Step 4 – Latency Impact Clarification

After the client specifically requested a latency estimate for each synchronous_commit setting, the expert provided a detailed written assessment.

Asynchronous replication (off) introduces virtually no additional latency but carries a high risk of data loss if the primary crashes.

The remote_write option introduces approximately one to five milliseconds of additional latency and is considered a good compromise between performance and durability.

Using on or remote_apply would introduce significantly more latency, typically ranging from five to twenty milliseconds, and could negatively impact performance-sensitive applications like online charging and billing systems.

The expert confirmed that the recommended remote_write setting provides sufficient protection against OS crashes while maintaining a minimal impact on performance.

Solution:

The expert recommended the following configuration:

  • Set synchronous_commit to remote_write.
  • Use synchronous_standby_names as ANY 1 (*).
  • Enable synchronous_mode in Patroni.
  • Set synchronous_mode_strict to false to prevent write blockage if the replica is temporarily unavailable.
  • Use use_pg_rewind: true for faster failover recovery.

This setup improves durability in the event of operating system crashes while introducing only minimal latency, typically around one to five milliseconds.

The configuration also supports fallback to asynchronous replication when necessary, which is crucial for maintaining write availability in the event that the replica becomes temporarily unreachable.

Conclusion:

The expert confirmed that quorum-based semi-synchronous replication can be successfully implemented in PostgreSQL 15 with Patroni clusters to improve data durability while maintaining acceptable performance levels.

The most reliable and resilient configuration would require scaling the cluster to three nodes.
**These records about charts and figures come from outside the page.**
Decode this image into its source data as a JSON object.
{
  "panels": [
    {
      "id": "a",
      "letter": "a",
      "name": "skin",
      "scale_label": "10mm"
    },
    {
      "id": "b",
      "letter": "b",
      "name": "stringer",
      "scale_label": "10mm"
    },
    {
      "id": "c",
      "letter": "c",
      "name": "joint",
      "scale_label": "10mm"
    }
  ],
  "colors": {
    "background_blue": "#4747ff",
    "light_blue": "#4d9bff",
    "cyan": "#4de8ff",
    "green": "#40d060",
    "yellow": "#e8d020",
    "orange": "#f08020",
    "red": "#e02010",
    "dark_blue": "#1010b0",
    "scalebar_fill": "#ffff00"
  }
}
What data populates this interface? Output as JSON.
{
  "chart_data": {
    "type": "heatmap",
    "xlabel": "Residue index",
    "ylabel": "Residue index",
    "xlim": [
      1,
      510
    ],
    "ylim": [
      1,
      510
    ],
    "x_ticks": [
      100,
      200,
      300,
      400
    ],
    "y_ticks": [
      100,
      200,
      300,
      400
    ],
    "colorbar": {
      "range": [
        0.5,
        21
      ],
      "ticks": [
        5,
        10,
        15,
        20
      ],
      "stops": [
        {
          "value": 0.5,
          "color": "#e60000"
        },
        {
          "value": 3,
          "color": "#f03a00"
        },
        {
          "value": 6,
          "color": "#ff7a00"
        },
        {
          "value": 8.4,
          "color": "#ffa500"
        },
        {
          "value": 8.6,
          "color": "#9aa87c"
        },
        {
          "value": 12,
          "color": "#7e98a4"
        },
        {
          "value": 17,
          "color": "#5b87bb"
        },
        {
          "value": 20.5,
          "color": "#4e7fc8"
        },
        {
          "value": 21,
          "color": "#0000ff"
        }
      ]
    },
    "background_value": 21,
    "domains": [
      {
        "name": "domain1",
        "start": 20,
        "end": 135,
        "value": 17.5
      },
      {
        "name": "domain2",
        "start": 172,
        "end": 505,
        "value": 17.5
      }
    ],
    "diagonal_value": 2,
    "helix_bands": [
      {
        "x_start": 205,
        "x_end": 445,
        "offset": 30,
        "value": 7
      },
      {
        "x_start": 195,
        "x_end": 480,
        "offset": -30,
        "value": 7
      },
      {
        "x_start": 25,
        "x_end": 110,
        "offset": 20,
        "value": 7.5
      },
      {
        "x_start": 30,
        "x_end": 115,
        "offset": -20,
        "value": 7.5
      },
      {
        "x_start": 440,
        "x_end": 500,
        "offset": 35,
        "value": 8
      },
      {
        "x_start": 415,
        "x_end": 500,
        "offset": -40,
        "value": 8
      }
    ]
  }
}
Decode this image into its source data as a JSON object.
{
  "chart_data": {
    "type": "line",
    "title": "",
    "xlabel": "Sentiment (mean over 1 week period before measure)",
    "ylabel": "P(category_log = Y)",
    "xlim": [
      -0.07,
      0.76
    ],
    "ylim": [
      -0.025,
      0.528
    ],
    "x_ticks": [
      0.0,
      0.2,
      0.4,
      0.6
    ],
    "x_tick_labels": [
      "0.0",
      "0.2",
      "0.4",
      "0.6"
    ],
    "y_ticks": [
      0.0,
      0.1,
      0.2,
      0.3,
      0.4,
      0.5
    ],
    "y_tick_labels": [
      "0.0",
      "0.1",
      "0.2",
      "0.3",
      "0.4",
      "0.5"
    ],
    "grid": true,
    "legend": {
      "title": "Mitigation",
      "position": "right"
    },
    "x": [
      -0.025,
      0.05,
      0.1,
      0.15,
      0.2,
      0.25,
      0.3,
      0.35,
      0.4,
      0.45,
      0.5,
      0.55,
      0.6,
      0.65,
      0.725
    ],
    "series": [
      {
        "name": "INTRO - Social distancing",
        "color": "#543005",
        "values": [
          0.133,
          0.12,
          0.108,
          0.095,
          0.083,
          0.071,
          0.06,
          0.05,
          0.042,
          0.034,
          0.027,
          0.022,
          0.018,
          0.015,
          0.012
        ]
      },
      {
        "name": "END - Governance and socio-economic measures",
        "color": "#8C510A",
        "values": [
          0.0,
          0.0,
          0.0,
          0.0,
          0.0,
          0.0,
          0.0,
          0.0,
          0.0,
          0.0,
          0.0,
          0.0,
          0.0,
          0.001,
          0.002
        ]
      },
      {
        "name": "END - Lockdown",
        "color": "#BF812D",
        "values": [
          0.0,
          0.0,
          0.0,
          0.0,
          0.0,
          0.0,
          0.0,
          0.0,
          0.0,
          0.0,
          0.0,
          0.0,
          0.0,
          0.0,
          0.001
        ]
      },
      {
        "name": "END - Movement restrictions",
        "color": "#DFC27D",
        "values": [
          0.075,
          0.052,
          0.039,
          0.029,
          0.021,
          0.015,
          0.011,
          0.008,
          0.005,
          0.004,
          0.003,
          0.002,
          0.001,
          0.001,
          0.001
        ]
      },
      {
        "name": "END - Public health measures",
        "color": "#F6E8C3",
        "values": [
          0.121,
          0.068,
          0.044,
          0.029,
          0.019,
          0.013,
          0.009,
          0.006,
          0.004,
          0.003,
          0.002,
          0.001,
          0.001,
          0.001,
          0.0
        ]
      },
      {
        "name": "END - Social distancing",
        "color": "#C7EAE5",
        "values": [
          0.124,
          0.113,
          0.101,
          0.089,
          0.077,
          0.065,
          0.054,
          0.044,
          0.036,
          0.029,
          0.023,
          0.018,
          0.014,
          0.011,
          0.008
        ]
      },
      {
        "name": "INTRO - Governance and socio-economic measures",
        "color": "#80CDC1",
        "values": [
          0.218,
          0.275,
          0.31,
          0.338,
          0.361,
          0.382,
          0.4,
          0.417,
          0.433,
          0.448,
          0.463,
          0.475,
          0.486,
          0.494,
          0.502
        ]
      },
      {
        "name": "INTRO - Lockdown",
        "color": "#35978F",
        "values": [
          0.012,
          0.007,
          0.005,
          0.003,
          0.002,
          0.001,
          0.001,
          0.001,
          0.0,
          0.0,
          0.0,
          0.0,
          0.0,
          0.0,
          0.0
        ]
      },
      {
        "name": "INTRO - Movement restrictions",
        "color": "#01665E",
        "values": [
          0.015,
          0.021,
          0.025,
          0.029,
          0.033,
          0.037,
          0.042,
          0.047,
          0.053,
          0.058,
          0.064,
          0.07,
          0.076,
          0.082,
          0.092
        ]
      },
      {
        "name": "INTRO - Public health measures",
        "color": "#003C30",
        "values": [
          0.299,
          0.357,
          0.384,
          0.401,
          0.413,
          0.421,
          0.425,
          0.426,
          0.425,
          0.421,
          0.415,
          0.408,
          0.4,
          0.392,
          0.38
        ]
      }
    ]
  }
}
However, even within the existing two-node setup, significant durability improvements can be achieved by using the recommended remote_write configuration with fallback options.

The client was provided with clear, detailed information about the trade-offs of each replication mode and the estimated latency impacts, allowing them to make an informed decision that balances system performance with data protection requirements.

This collaborative process ensured that the client’s system remains both high-performing and resilient, aligned with the operational demands of their critical online charging and billing infrastructure.